The Final Destination (2009)
by Devon Gilbert
I definitely don’t love the Final Destination series, but I still find them enjoyable. They really were never about story and character, though you might be able to argue that the first one had some of both. Instead they featured really cool death scenes (the opening car crash scene in Final Destination 2 being my personal favorite) at a pretty good pace. Based on that criteria, I thought that The Final Destination was very entertaining, though technically it might be the worst of the series. I find it tough to tell because two of the movie’s best assets, 3-D home viewing and its incredibly short runtime (I believe the end credits start before the 80min mark), have really nothing to do with talent.
The plot of this movie is pretty much exactly the same as the other three in the series. This time the initiating incident is a car race, and the person with a premonition is Nick O’Bannon (played by unknown Bobby Campo.) As anyone familiar with the series knows, Nick has a long premonition in which he sees many people die (including himself, his girl, and his friends) due to a mammoth car crash and the instability of the stadium. Of course, Nick gets his crew out just in time to escape the predicated disaster. So as usually, Death picks them off one by one in the order they died in Nick’s premonition.

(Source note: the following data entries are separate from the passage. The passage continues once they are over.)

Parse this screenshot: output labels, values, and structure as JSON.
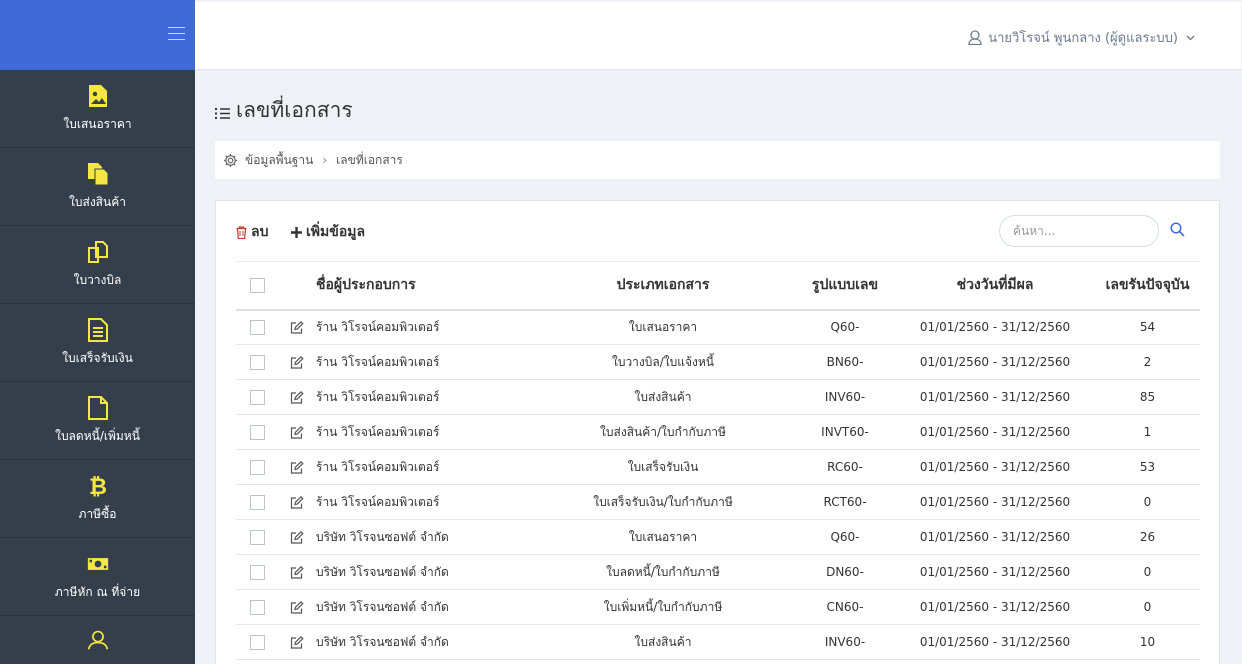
{
  "colors": {
    "sidebar_bg": "#353f4b",
    "sidebar_top": "#3f6ad8",
    "icon_yellow": "#f5e742",
    "link_blue": "#3f6ad8"
  },
  "sidebar": {
    "items": [
      {
        "label": "ใบเสนอราคา",
        "icon": "image-file-icon"
      },
      {
        "label": "ใบส่งสินค้า",
        "icon": "copy-files-icon"
      },
      {
        "label": "ใบวางบิล",
        "icon": "clone-icon"
      },
      {
        "label": "ใบเสร็จรับเงิน",
        "icon": "file-text-icon"
      },
      {
        "label": "ใบลดหนี้/เพิ่มหนี้",
        "icon": "blank-file-icon"
      },
      {
        "label": "ภาษีซื้อ",
        "icon": "bitcoin-icon"
      },
      {
        "label": "ภาษีหัก ณ ที่จ่าย",
        "icon": "money-bill-icon"
      }
    ]
  },
  "header": {
    "user_name": "นายวิโรจน์ พูนกลาง (ผู้ดูแลระบบ)"
  },
  "page": {
    "title": "เลขที่เอกสาร"
  },
  "breadcrumb": {
    "parent": "ข้อมูลพื้นฐาน",
    "current": "เลขที่เอกสาร"
  },
  "toolbar": {
    "delete_label": "ลบ",
    "add_label": "เพิ่มข้อมูล",
    "search_placeholder": "ค้นหา..."
  },
  "table": {
    "columns": [
      "ชื่อผู้ประกอบการ",
      "ประเภทเอกสาร",
      "รูปแบบเลข",
      "ช่วงวันที่มีผล",
      "เลขรันปัจจุบัน"
    ],
    "rows": [
      {
        "company": "ร้าน วิโรจน์คอมพิวเตอร์",
        "doc_type": "ใบเสนอราคา",
        "format": "Q60-",
        "period": "01/01/2560 - 31/12/2560",
        "current": "54"
      },
      {
        "company": "ร้าน วิโรจน์คอมพิวเตอร์",
        "doc_type": "ใบวางบิล/ใบแจ้งหนี้",
        "format": "BN60-",
        "period": "01/01/2560 - 31/12/2560",
        "current": "2"
      },
      {
        "company": "ร้าน วิโรจน์คอมพิวเตอร์",
        "doc_type": "ใบส่งสินค้า",
        "format": "INV60-",
        "period": "01/01/2560 - 31/12/2560",
        "current": "85"
      },
      {
        "company": "ร้าน วิโรจน์คอมพิวเตอร์",
        "doc_type": "ใบส่งสินค้า/ใบกำกับภาษี",
        "format": "INVT60-",
        "period": "01/01/2560 - 31/12/2560",
        "current": "1"
      },
      {
        "company": "ร้าน วิโรจน์คอมพิวเตอร์",
        "doc_type": "ใบเสร็จรับเงิน",
        "format": "RC60-",
        "period": "01/01/2560 - 31/12/2560",
        "current": "53"
      },
      {
        "company": "ร้าน วิโรจน์คอมพิวเตอร์",
        "doc_type": "ใบเสร็จรับเงิน/ใบกำกับภาษี",
        "format": "RCT60-",
        "period": "01/01/2560 - 31/12/2560",
        "current": "0"
      },
      {
        "company": "บริษัท วิโรจนซอฟต์ จำกัด",
        "doc_type": "ใบเสนอราคา",
        "format": "Q60-",
        "period": "01/01/2560 - 31/12/2560",
        "current": "26"
      },
      {
        "company": "บริษัท วิโรจนซอฟต์ จำกัด",
        "doc_type": "ใบลดหนี้/ใบกำกับภาษี",
        "format": "DN60-",
        "period": "01/01/2560 - 31/12/2560",
        "current": "0"
      },
      {
        "company": "บริษัท วิโรจนซอฟต์ จำกัด",
        "doc_type": "ใบเพิ่มหนี้/ใบกำกับภาษี",
        "format": "CN60-",
        "period": "01/01/2560 - 31/12/2560",
        "current": "0"
      },
      {
        "company": "บริษัท วิโรจนซอฟต์ จำกัด",
        "doc_type": "ใบส่งสินค้า",
        "format": "INV60-",
        "period": "01/01/2560 - 31/12/2560",
        "current": "10"
      }
    ]
  }
}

For me it goes without saying that the characters are insignificant. I would have been shocked if they were well drawn, and given the content of the movie, I would have been disappointed if they were. I liked that The Final Destination gets right down to the point. The movie moves from death scene to death scene with very little filler in-between. The death scenes themselves are entertaining but certainly not groundbreaking. There is much more of a reliance on “paranormal activity” in this entry, which didn’t really bother as much as it will some people. On average the deaths weren’t the most creative in the series, but they were clever enough to pass the time. I also wouldn’t describe this movie as violent and/or gory, but it earns its R rating. Overall, this movie chose quantity of deaths over quality of deaths, which makes for faster pacing but also means nothing memorable happens.
The 3-D element of the movie is really what makes the movie good despite its flaws. Since it’s so rare to be able to watch a 3-D horror movie at home, I think The Final Destination benefits from being one of those few. I guess the 3-D element makes the deaths creative. For instance, some deaths are shown in “X-Ray” vision, an effect that was cool in 3-D but would probably look cheap in 2D. And make no mistake, the makers of The Final Destination milk the 3D for all it’s worth. It is clearly a gimmick in this movie, with planks getting upturned and metal shrapnel shooting forward, as opposed to Avatar which has none of the traditional 3D gimmicks. But even as a gimmick, it works (at least until there are tons of 3D movies you can watch at home, which would make The Final Destination’s best asset seem old.)
As a solid good movie, The Final Destination fails. As the forth entry in a decent horror series, The Final Destination is okay. As a 3D horror movie, The Final Destination is good solid fun.